Districts are still confused - and in trouble

As district leaders plan to present their budgets for next school year, confusion about Kotek’s executive order remains. In the Reynolds School District, where leaders are facing a $20 million deficit, district officials have already announced plans for cuts across the board.

“We are well beyond trimming the excess and belt tightening,” Reynolds superintendent Frank Caropelo told OPB. “These reductions will erode support and program options for students.”

To balance the budget for the current school year, the district implemented six furlough days, which save a total of approximately $5.3 million. The district has not made a decision for next year, though Caropelo said the district planned to return to a full school year.

The wording in the order about how districts should account for furlough days taken this year and next is confusing, and allows for two different interpretations based on two different parts of the executive order.

One part says districts need to “submit a plan to ODE detailing how the district will restore student instructional time to no less than 2024-25 levels no later than the beginning of the 2027-28 school year.” According to the Governor’s office, that means school districts need to return to a full school year by fall 2027.

But on the next page there’s a requirement titled “Restoration of Previously Reduced Student Instructional Time” that pushes districts to do more.
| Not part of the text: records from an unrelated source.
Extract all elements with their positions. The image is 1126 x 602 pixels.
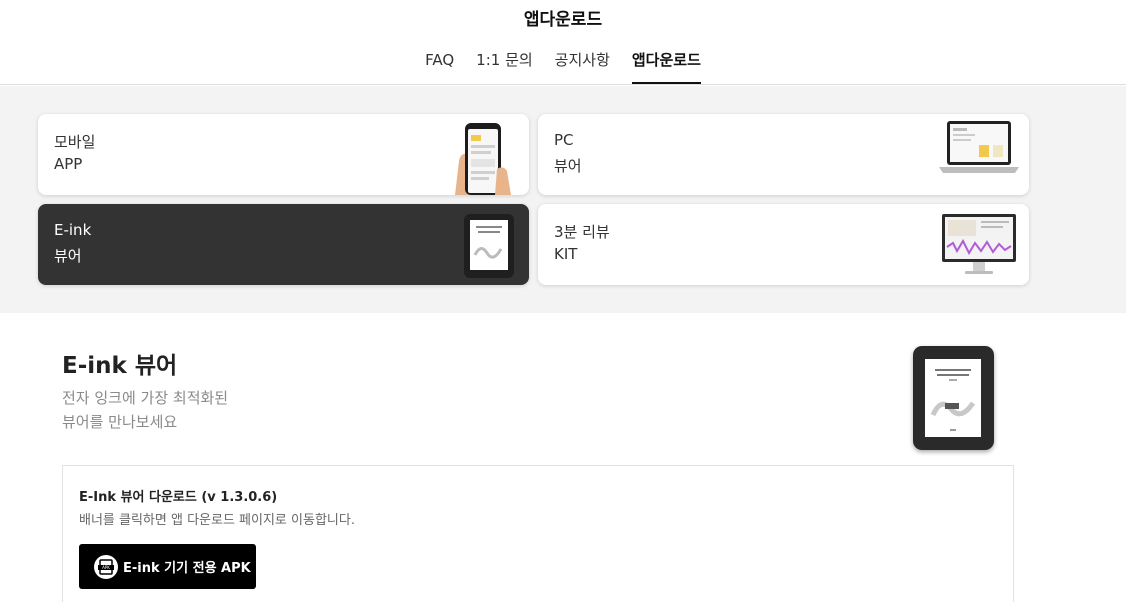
card-review-kit[interactable]: 3분 리뷰 KIT [538, 204, 1029, 285]
e-reader-screen [925, 359, 981, 437]
tab-notice[interactable]: 공지사항 [555, 50, 610, 84]
e-reader-image [913, 346, 994, 450]
card-eink-viewer[interactable]: E-ink 뷰어 [38, 204, 529, 285]
eink-section: E-ink 뷰어 전자 잉크에 가장 최적화된 뷰어를 만나보세요 [62, 346, 228, 434]
page-header: 앱다운로드 FAQ 1:1 문의 공지사항 앱다운로드 [0, 0, 1126, 85]
card-mobile-app[interactable]: 모바일 APP [38, 114, 529, 195]
card-title: E-ink [54, 221, 92, 239]
e-reader-icon [464, 214, 514, 278]
card-subtitle: 뷰어 [54, 247, 82, 265]
apk-download-button[interactable]: APK E-ink 기기 전용 APK [79, 544, 256, 589]
tab-app-download[interactable]: 앱다운로드 [631, 50, 701, 84]
download-title: E-Ink 뷰어 다운로드 (v 1.3.0.6) [79, 490, 278, 505]
card-pc-viewer[interactable]: PC 뷰어 [538, 114, 1029, 195]
apk-icon: APK [94, 554, 118, 579]
section-desc-line1: 전자 잉크에 가장 최적화된 [62, 389, 229, 407]
tab-bar: FAQ 1:1 문의 공지사항 앱다운로드 [0, 50, 1126, 84]
tab-inquiry[interactable]: 1:1 문의 [476, 50, 533, 84]
page-title: 앱다운로드 [523, 10, 603, 30]
download-box: E-Ink 뷰어 다운로드 (v 1.3.0.6) 배너를 클릭하면 앱 다운로… [62, 465, 1014, 602]
download-description: 배너를 클릭하면 앱 다운로드 페이지로 이동합니다. [79, 513, 355, 528]
tab-faq[interactable]: FAQ [425, 50, 454, 84]
svg-text:APK: APK [102, 565, 110, 570]
book-cover-illustration [930, 369, 976, 431]
laptop-icon [939, 121, 1019, 173]
card-title: 3분 리뷰 [554, 223, 610, 241]
section-title: E-ink 뷰어 [62, 353, 178, 379]
card-title: PC [554, 131, 574, 149]
product-card-area: 모바일 APP PC 뷰어 E-ink 뷰어 3분 리뷰 KIT [0, 86, 1126, 313]
smartphone-icon [455, 123, 511, 195]
card-subtitle: APP [54, 155, 83, 173]
section-description: 전자 잉크에 가장 최적화된 뷰어를 만나보세요 [62, 386, 228, 434]
card-title: 모바일 [54, 133, 96, 151]
card-subtitle: 뷰어 [554, 157, 582, 175]
card-subtitle: KIT [554, 245, 578, 263]
section-desc-line2: 뷰어를 만나보세요 [62, 413, 178, 431]
apk-button-label: E-ink 기기 전용 APK [123, 561, 251, 576]
desktop-monitor-icon [942, 214, 1016, 274]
It asks districts to present a plan “ensuring the full restoration of student instructional time.”

Caropelo said the district is figuring out how to pay for adding back the lost days.

“We are still evaluating the potential impacts of the Executive Order and options for compliance,” he wrote. “Adding the furlough days taken in 25-26 as six extra days of instruction during the 26-27 school year would require approximately $3.6 million in new funding or additional reductions from our proposed budget.”

Without the option of furlough days, and without more funding from the state, districts have difficult choices to make.

In a letter to the Oregon State Board of Education, Northwest Regional Education Service District Superintendent Dan Goldman shared information he said “may be helpful in understanding the implications of this policy”. In addition to sharing research about the importance of high-quality instruction, Goldman outlined the costs of that instruction compared to more time in the classroom.

“Extending the school year statewide would take a significant financial investment,” Goldman shared. “The estimate I have heard is approximately $50 million per day.”